Раз один так близко улегся, что затлелось на нем платье, а откатиться подальше лень. Он и стал кричать: «Ой, горю, горю!» А другой говорит: «Пожалуйста, кричи – горю с товарищем! Ты уж, все равно, кричишь, а мне лень».
Единственной радостью тамбеллийцев были петушиные бои. Тут они и лень забывали – целые дни сидели на корточках, дразнили своих петухов, раззадоривали в них злобу и удаль.
Правил этой ленивой страной в те поры молодой принц Кибирь-Лале. Имя это, красивое и пышное, означает Гордый Тюльпан. Но каков был этот гордый тюльпан, никто из там-беллийцев понятия не имел, потому что никогда принц из дворца не выходил, а народу во дворце делать нечего. Знали только, что днем принц спит, а ночью гуляет по саду. А так как были тамбеллийцы, вроде русских, ленивы и не любопытны, то ничего и не разузнавали.
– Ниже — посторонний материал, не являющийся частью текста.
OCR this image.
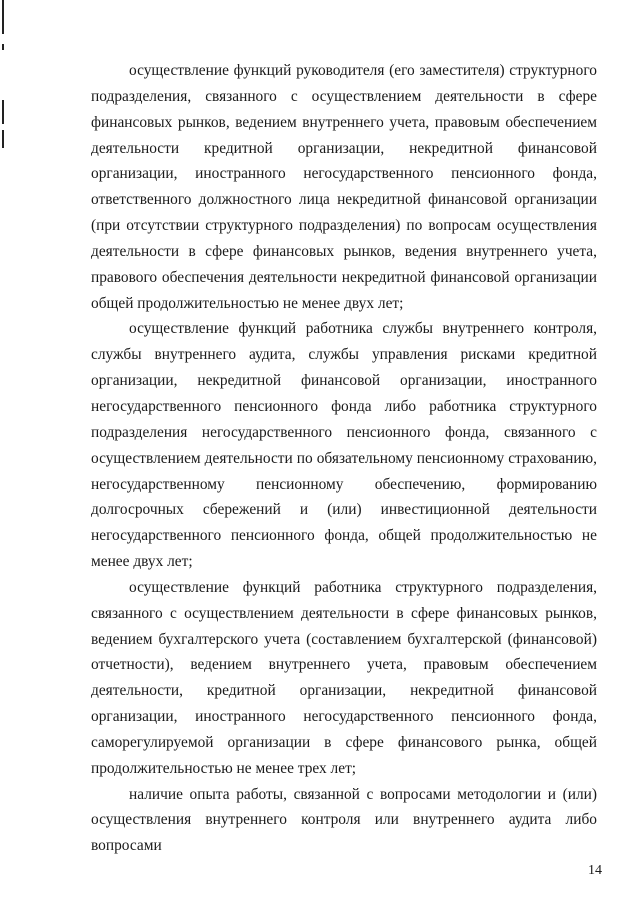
осуществление функций руководителя (его заместителя) структурного подразделения, связанного с осуществлением деятельности в сфере финансовых рынков, ведением внутреннего учета, правовым обеспечением деятельности кредитной организации, некредитной финансовой организации, иностранного негосударственного пенсионного фонда, ответственного должностного лица некредитной финансовой организации (при отсутствии структурного подразделения) по вопросам осуществления деятельности в сфере финансовых рынков, ведения внутреннего учета, правового обеспечения деятельности некредитной финансовой организации общей продолжительностью не менее двух лет;

осуществление функций работника службы внутреннего контроля, службы внутреннего аудита, службы управления рисками кредитной организации, некредитной финансовой организации, иностранного негосударственного пенсионного фонда либо работника структурного подразделения негосударственного пенсионного фонда, связанного с осуществлением деятельности по обязательному пенсионному страхованию, негосударственному пенсионному обеспечению, формированию долгосрочных сбережений и (или) инвестиционной деятельности негосударственного пенсионного фонда, общей продолжительностью не менее двух лет;

осуществление функций работника структурного подразделения, связанного с осуществлением деятельности в сфере финансовых рынков, ведением бухгалтерского учета (составлением бухгалтерской (финансовой) отчетности), ведением внутреннего учета, правовым обеспечением деятельности, кредитной организации, некредитной финансовой организации, иностранного негосударственного пенсионного фонда, саморегулируемой организации в сфере финансового рынка, общей продолжительностью не менее трех лет;

наличие опыта работы, связанной с вопросами методологии и (или) осуществления внутреннего контроля или внутреннего аудита либо вопросами

14
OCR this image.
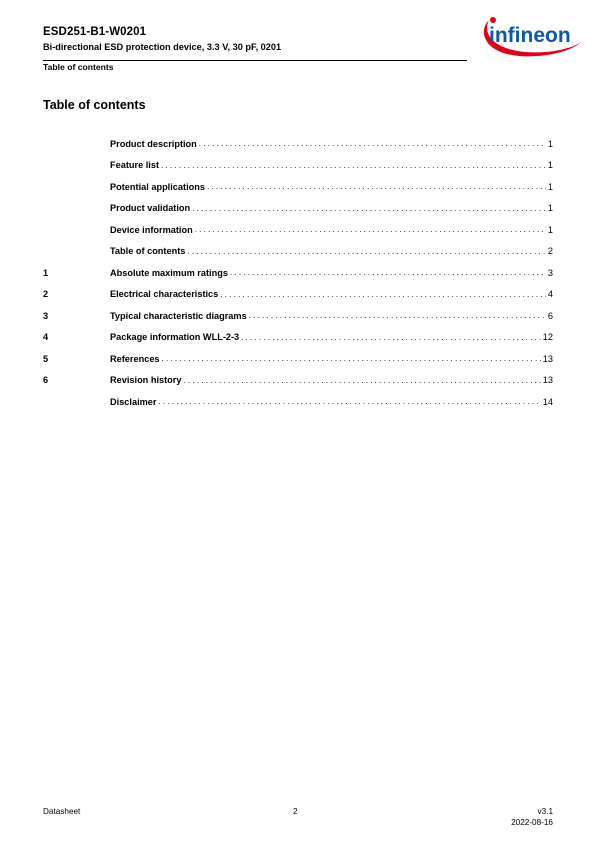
ESD251-B1-W0201
Bi-directional ESD protection device, 3.3 V, 30 pF, 0201
Table of contents
infineon
Table of contents
Product description . . .	1
Feature list . . .	1
Potential applications . . .	1
Product validation . . .	1
Device information . . .	1
Table of contents . . .	2
1	Absolute maximum ratings . . .	3
2	Electrical characteristics . . .	4
3	Typical characteristic diagrams . . .	6
4	Package information WLL-2-3 . . .	12
5	References . . .	13
6	Revision history . . .	13
Disclaimer . . .	14
Datasheet	2	v3.1
2022-08-16
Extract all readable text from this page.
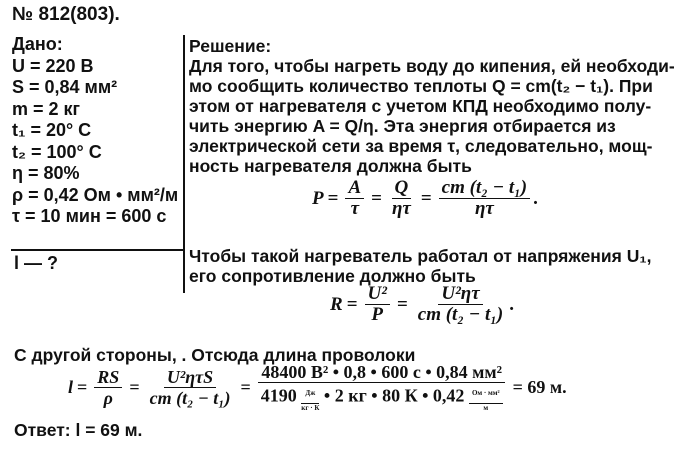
№ 812(803).
Дано:
U = 220 В
S = 0,84 мм²
m = 2 кг
t₁ = 20° С
t₂ = 100° С
η = 80%
ρ = 0,42 Ом • мм²/м
τ = 10 мин = 600 с
l — ?
Решение:
Для того, чтобы нагреть воду до кипения, ей необходи-
мо сообщить количество теплоты Q = cm(t₂ − t₁). При
этом от нагревателя с учетом КПД необходимо полу-
чить энергию A = Q/η. Эта энергия отбирается из
электрической сети за время τ, следовательно, мощ-
ность нагревателя должна быть
$P = \frac{A}{\tau} = \frac{Q}{\eta\tau} = \frac{\text{cm (t₂ − t₁)}}{\eta\tau}$ .
Чтобы такой нагреватель работал от напряжения U₁,
его сопротивление должно быть
$R = \frac{\text{U²}}{P} = \frac{\text{U²ητ}}{\text{cm (t₂ − t₁)}}$ .
С другой стороны, . Отсюда длина проволоки
$l = \frac{RS}{\rho} = \frac{\text{U²ητS}}{\text{cm (t₂ − t₁)}}$ =
48400 В² • 0,8 • 600 с • 0,84 мм²
4190	Дж
кг · К
• 2 кг • 80 К • 0,42	Ом · мм²
м
= 69 м.
Ответ: l = 69 м.
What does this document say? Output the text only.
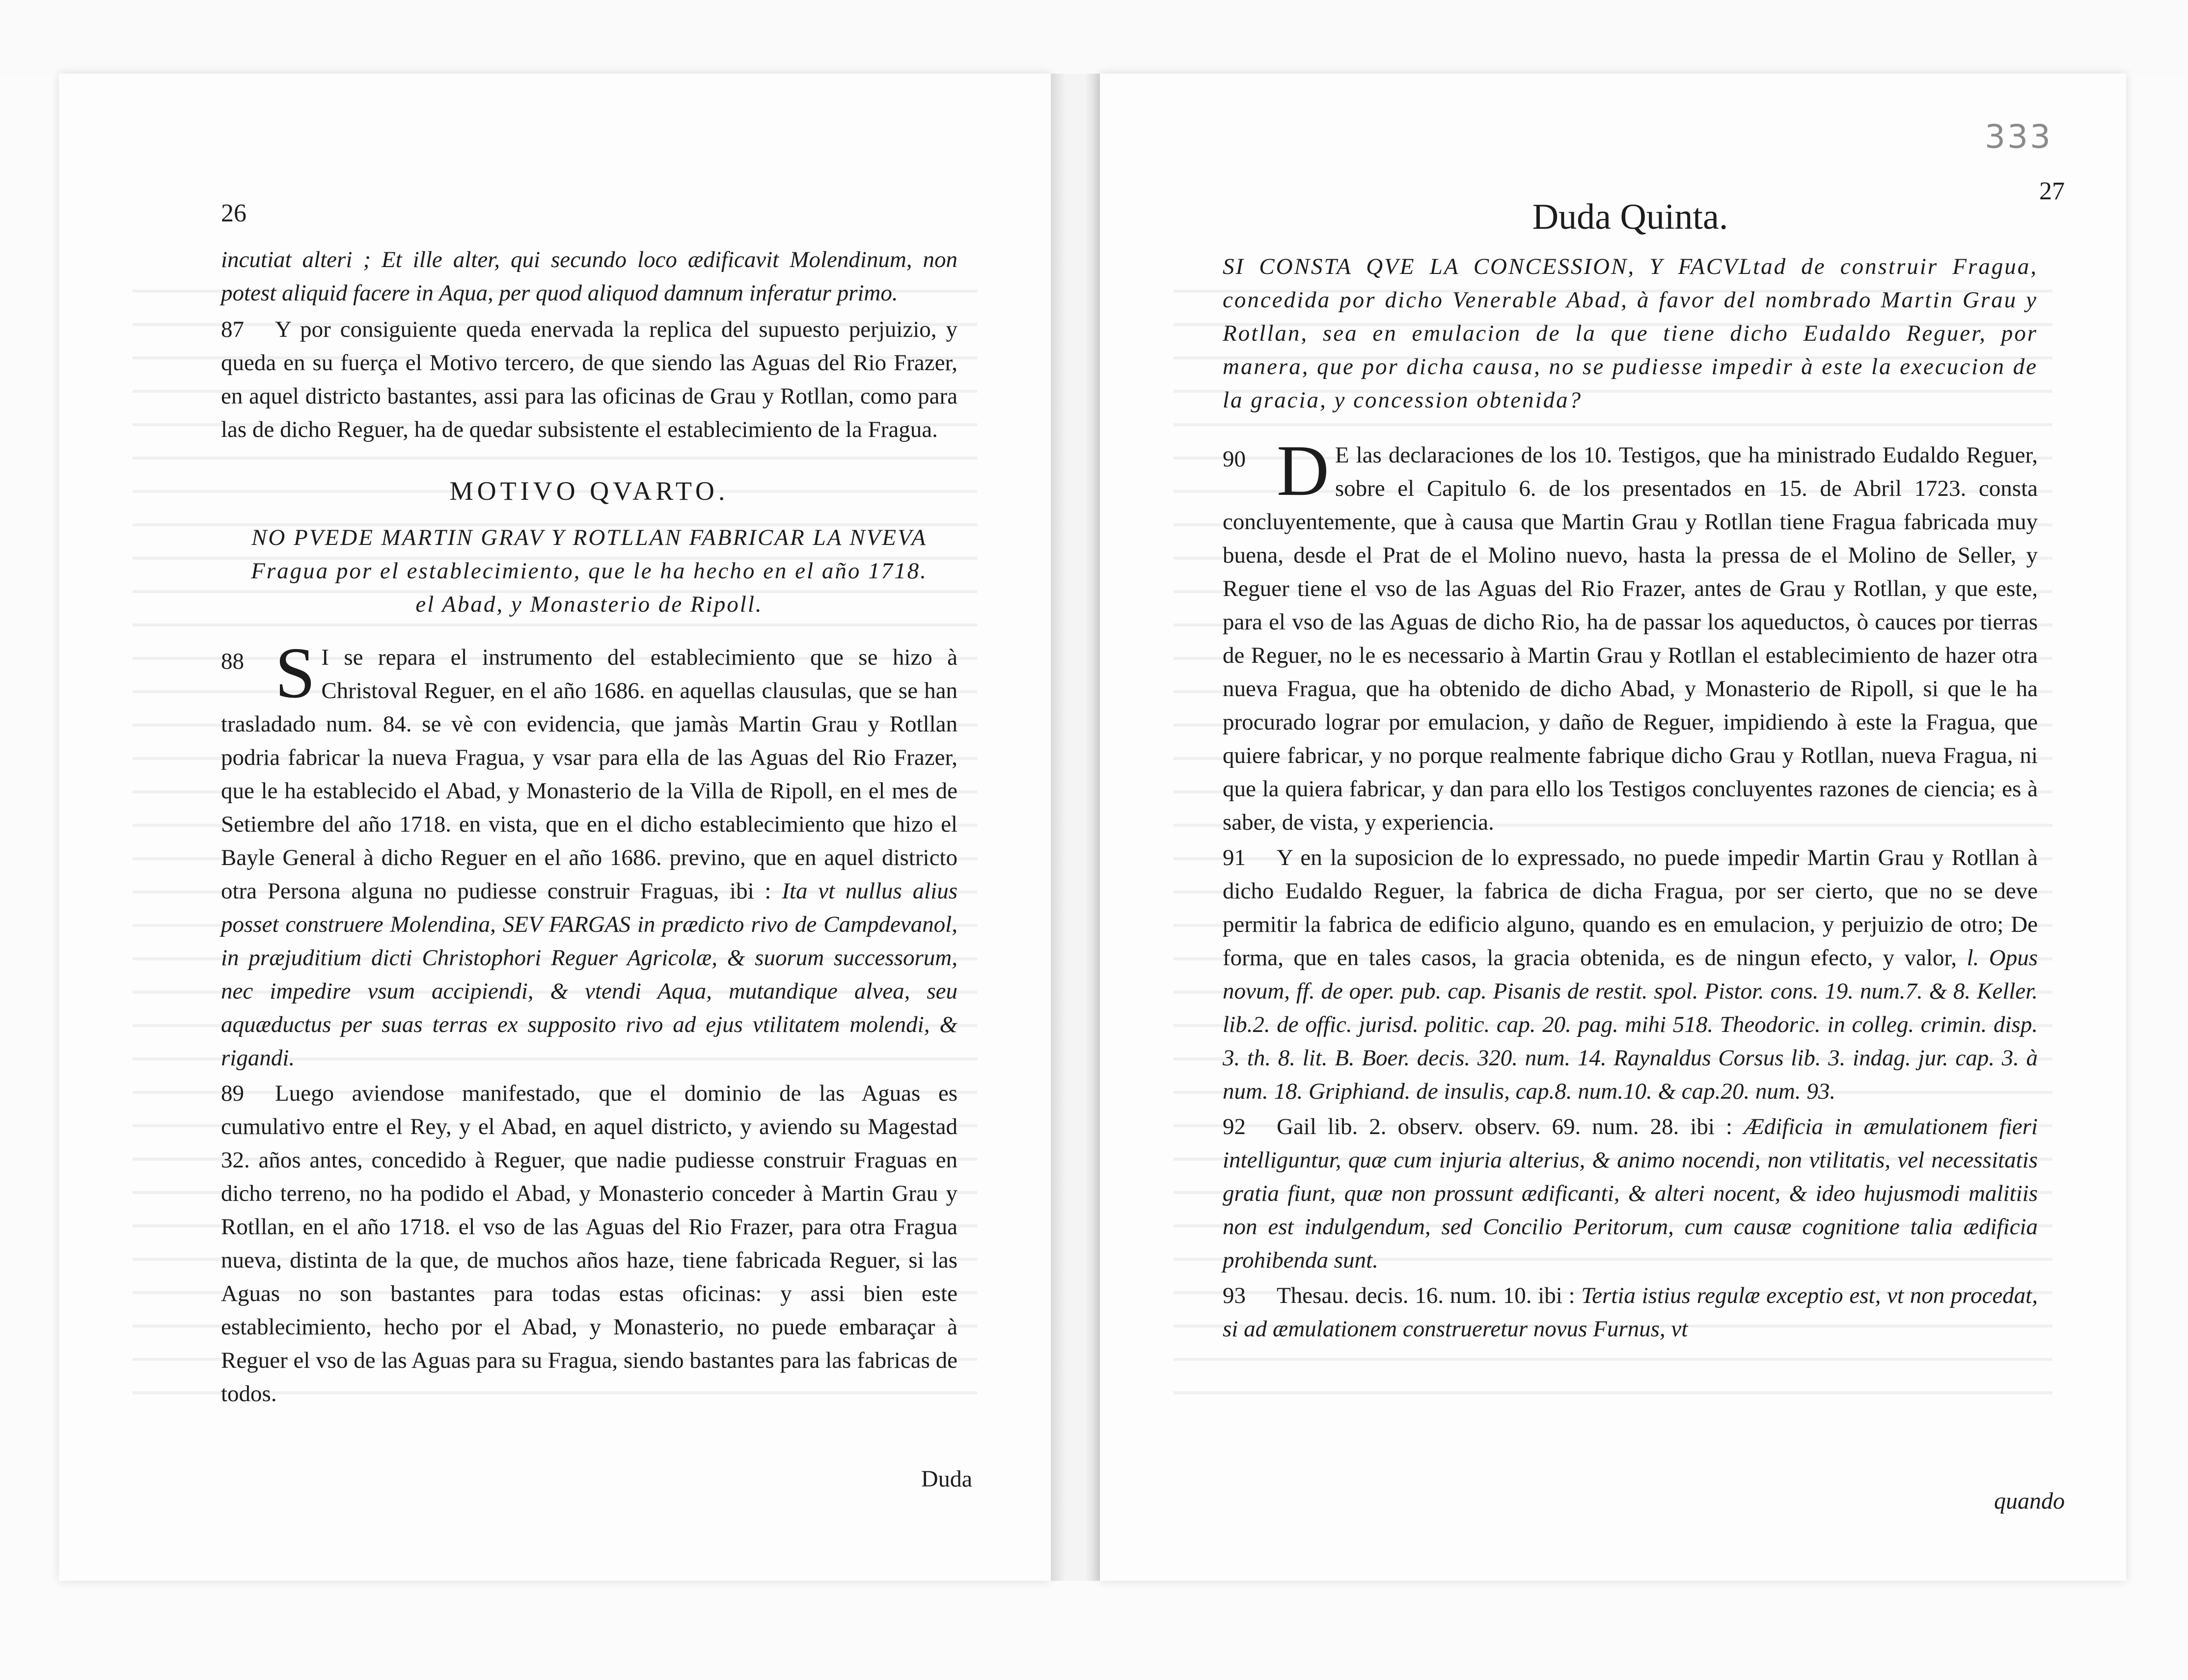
26

incutiat alteri ; Et ille alter, qui secundo loco ædificavit Molendinum, non potest aliquid facere in Aqua, per quod aliquod damnum inferatur primo.

87 Y por consiguiente queda enervada la replica del supuesto perjuizio, y queda en su fuerça el Motivo tercero, de que siendo las Aguas del Rio Frazer, en aquel districto bastantes, assi para las oficinas de Grau y Rotllan, como para las de dicho Reguer, ha de quedar subsistente el establecimiento de la Fragua.

MOTIVO QVARTO.

NO PVEDE MARTIN GRAV Y ROTLLAN FABRICAR LA NVEVA Fragua por el establecimiento, que le ha hecho en el año 1718. el Abad, y Monasterio de Ripoll.

88 S I se repara el instrumento del establecimiento que se hizo à Christoval Reguer, en el año 1686. en aquellas clausulas, que se han trasladado num. 84. se vè con evidencia, que jamàs Martin Grau y Rotllan podria fabricar la nueva Fragua, y vsar para ella de las Aguas del Rio Frazer, que le ha establecido el Abad, y Monasterio de la Villa de Ripoll, en el mes de Setiembre del año 1718. en vista, que en el dicho establecimiento que hizo el Bayle General à dicho Reguer en el año 1686. previno, que en aquel districto otra Persona alguna no pudiesse construir Fraguas, ibi : Ita vt nullus alius posset construere Molendina, SEV FARGAS in prædicto rivo de Campdevanol, in præjuditium dicti Christophori Reguer Agricolæ, & suorum successorum, nec impedire vsum accipiendi, & vtendi Aqua, mutandique alvea, seu aquæductus per suas terras ex supposito rivo ad ejus vtilitatem molendi, & rigandi.

89 Luego aviendose manifestado, que el dominio de las Aguas es cumulativo entre el Rey, y el Abad, en aquel districto, y aviendo su Magestad 32. años antes, concedido à Reguer, que nadie pudiesse construir Fraguas en dicho terreno, no ha podido el Abad, y Monasterio conceder à Martin Grau y Rotllan, en el año 1718. el vso de las Aguas del Rio Frazer, para otra Fragua nueva, distinta de la que, de muchos años haze, tiene fabricada Reguer, si las Aguas no son bastantes para todas estas oficinas: y assi bien este establecimiento, hecho por el Abad, y Monasterio, no puede embaraçar à Reguer el vso de las Aguas para su Fragua, siendo bastantes para las fabricas de todos.

Duda
333
27
Duda Quinta.

SI CONSTA QVE LA CONCESSION, Y FACVLtad de construir Fragua, concedida por dicho Venerable Abad, à favor del nombrado Martin Grau y Rotllan, sea en emulacion de la que tiene dicho Eudaldo Reguer, por manera, que por dicha causa, no se pudiesse impedir à este la execucion de la gracia, y concession obtenida?

90 D E las declaraciones de los 10. Testigos, que ha ministrado Eudaldo Reguer, sobre el Capitulo 6. de los presentados en 15. de Abril 1723. consta concluyentemente, que à causa que Martin Grau y Rotllan tiene Fragua fabricada muy buena, desde el Prat de el Molino nuevo, hasta la pressa de el Molino de Seller, y Reguer tiene el vso de las Aguas del Rio Frazer, antes de Grau y Rotllan, y que este, para el vso de las Aguas de dicho Rio, ha de passar los aqueductos, ò cauces por tierras de Reguer, no le es necessario à Martin Grau y Rotllan el establecimiento de hazer otra nueva Fragua, que ha obtenido de dicho Abad, y Monasterio de Ripoll, si que le ha procurado lograr por emulacion, y daño de Reguer, impidiendo à este la Fragua, que quiere fabricar, y no porque realmente fabrique dicho Grau y Rotllan, nueva Fragua, ni que la quiera fabricar, y dan para ello los Testigos concluyentes razones de ciencia; es à saber, de vista, y experiencia.

91 Y en la suposicion de lo expressado, no puede impedir Martin Grau y Rotllan à dicho Eudaldo Reguer, la fabrica de dicha Fragua, por ser cierto, que no se deve permitir la fabrica de edificio alguno, quando es en emulacion, y perjuizio de otro; De forma, que en tales casos, la gracia obtenida, es de ningun efecto, y valor, l. Opus novum, ff. de oper. pub. cap. Pisanis de restit. spol. Pistor. cons. 19. num.7. & 8. Keller. lib.2. de offic. jurisd. politic. cap. 20. pag. mihi 518. Theodoric. in colleg. crimin. disp. 3. th. 8. lit. B. Boer. decis. 320. num. 14. Raynaldus Corsus lib. 3. indag. jur. cap. 3. à num. 18. Griphiand. de insulis, cap.8. num.10. & cap.20. num. 93.

92 Gail lib. 2. observ. observ. 69. num. 28. ibi : Ædificia in æmulationem fieri intelliguntur, quæ cum injuria alterius, & animo nocendi, non vtilitatis, vel necessitatis gratia fiunt, quæ non prossunt ædificanti, & alteri nocent, & ideo hujusmodi malitiis non est indulgendum, sed Concilio Peritorum, cum causæ cognitione talia ædificia prohibenda sunt.

93 Thesau. decis. 16. num. 10. ibi : Tertia istius regulæ exceptio est, vt non procedat, si ad æmulationem construeretur novus Furnus, vt

quando
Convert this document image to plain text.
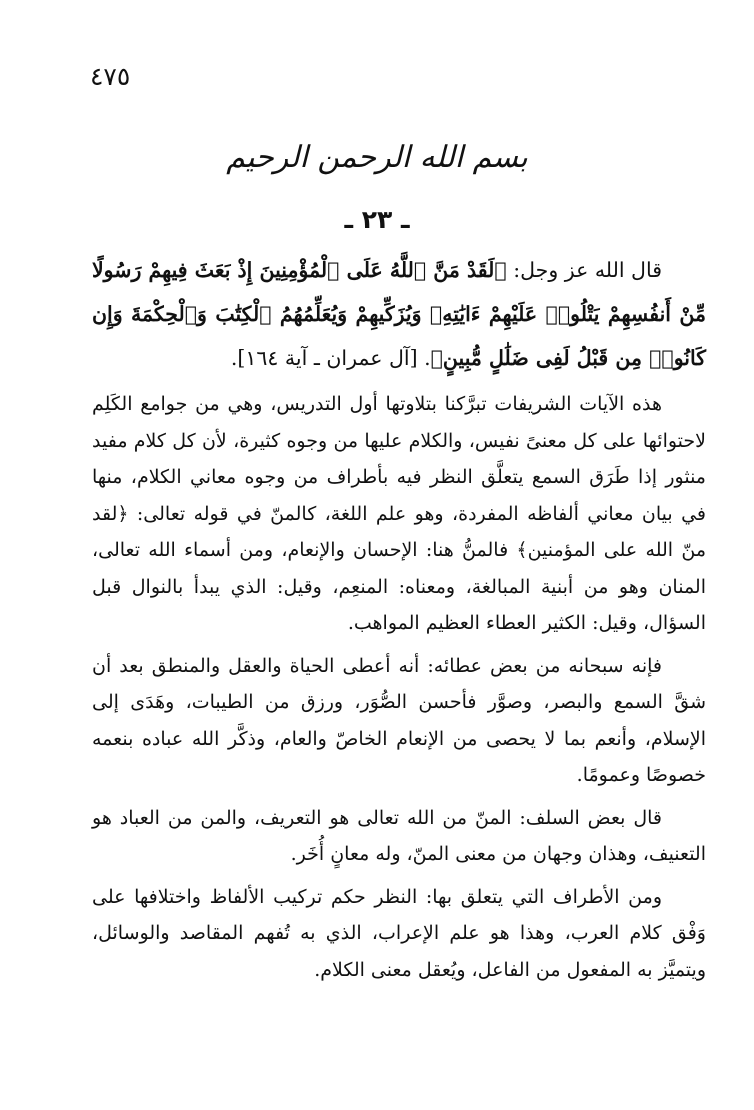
٤٧٥
بسم الله الرحمن الرحيم
ـ ٢٣ ـ

قال الله عز وجل: ﴿لَقَدْ مَنَّ ٱللَّهُ عَلَى ٱلْمُؤْمِنِينَ إِذْ بَعَثَ فِيهِمْ رَسُولًا مِّنْ أَنفُسِهِمْ يَتْلُوا۟ عَلَيْهِمْ ءَايَٰتِهِۦ وَيُزَكِّيهِمْ وَيُعَلِّمُهُمُ ٱلْكِتَٰبَ وَٱلْحِكْمَةَ وَإِن كَانُوا۟ مِن قَبْلُ لَفِى ضَلَٰلٍ مُّبِينٍ﴾. [آل عمران ـ آية ١٦٤].

هذه الآيات الشريفات تبرَّكنا بتلاوتها أول التدريس، وهي من جوامع الكَلِم لاحتوائها على كل معنىً نفيس، والكلام عليها من وجوه كثيرة، لأن كل كلام مفيد منثور إذا طَرَق السمع يتعلَّق النظر فيه بأطراف من وجوه معاني الكلام، منها في بيان معاني ألفاظه المفردة، وهو علم اللغة، كالمنّ في قوله تعالى: ﴿لقد منّ الله على المؤمنين﴾ فالمنُّ هنا: الإحسان والإنعام، ومن أسماء الله تعالى، المنان وهو من أبنية المبالغة، ومعناه: المنعِم، وقيل: الذي يبدأ بالنوال قبل السؤال، وقيل: الكثير العطاء العظيم المواهب.

فإنه سبحانه من بعض عطائه: أنه أعطى الحياة والعقل والمنطق بعد أن شقَّ السمع والبصر، وصوَّر فأحسن الصُّوَر، ورزق من الطيبات، وهَدَى إلى الإسلام، وأنعم بما لا يحصى من الإنعام الخاصّ والعام، وذكَّر الله عباده بنعمه خصوصًا وعمومًا.

قال بعض السلف: المنّ من الله تعالى هو التعريف، والمن من العباد هو التعنيف، وهذان وجهان من معنى المنّ، وله معانٍ أُخَر.

ومن الأطراف التي يتعلق بها: النظر حكم تركيب الألفاظ واختلافها على وَفْق كلام العرب، وهذا هو علم الإعراب، الذي به تُفهم المقاصد والوسائل، ويتميَّز به المفعول من الفاعل، ويُعقل معنى الكلام.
И вот как-то раз, в базарный день, принес кто-то на бой здоровенного петуха, такого злющего, что в разгаре драки клюнул он одного из зрителей прямо в глаз, перелетел через круг и подрал по площади – и летит, и бежит, а весь базар с места сорвался – всех понесло петуха ловить.
Залетел петух прямо в дворцовые ворота, и все за ним. Там ведь у лентяев-то этих – ни стражи, ничего. Влетел петух во двор, прямо к фонтану, и сел.
Смотрят тамбеллийцы – лежит у фонтана мальчик, бледный-бледный. Одежда на нем грязная парчовая, жемчуга на ней ободрались, на ниточках болтаются. На чалме у мальчика алмазная звезда, а в руке синий тюльпан.
Поднял голову мальчик, взглянул, удивился. Удивился и хлопнул в ладоши. Прибежал на зов визирь Памбук, старый, сонный. Цыкнул на народ:
– Вы чего тут делаете? Зачем принца беспокоите? Поняли тамбеллийцы, что мальчик этот и есть Кибирь-Лале, повалились на колени, бородами пыль метут.
А принц на них удивляется.
– Отчего, Памбук, они такие безобразные? Отчего такие рваные?
– Они, – говорит Памбук, – очень бедные, и помочь им некому.
Побледнел принц еще больше.
– Я, – говорит, – им помогу. Я помогу, потому что это мой народ, и я должен его любить. Отдай им, Памбук, всю мою казну. Есть у меня казна?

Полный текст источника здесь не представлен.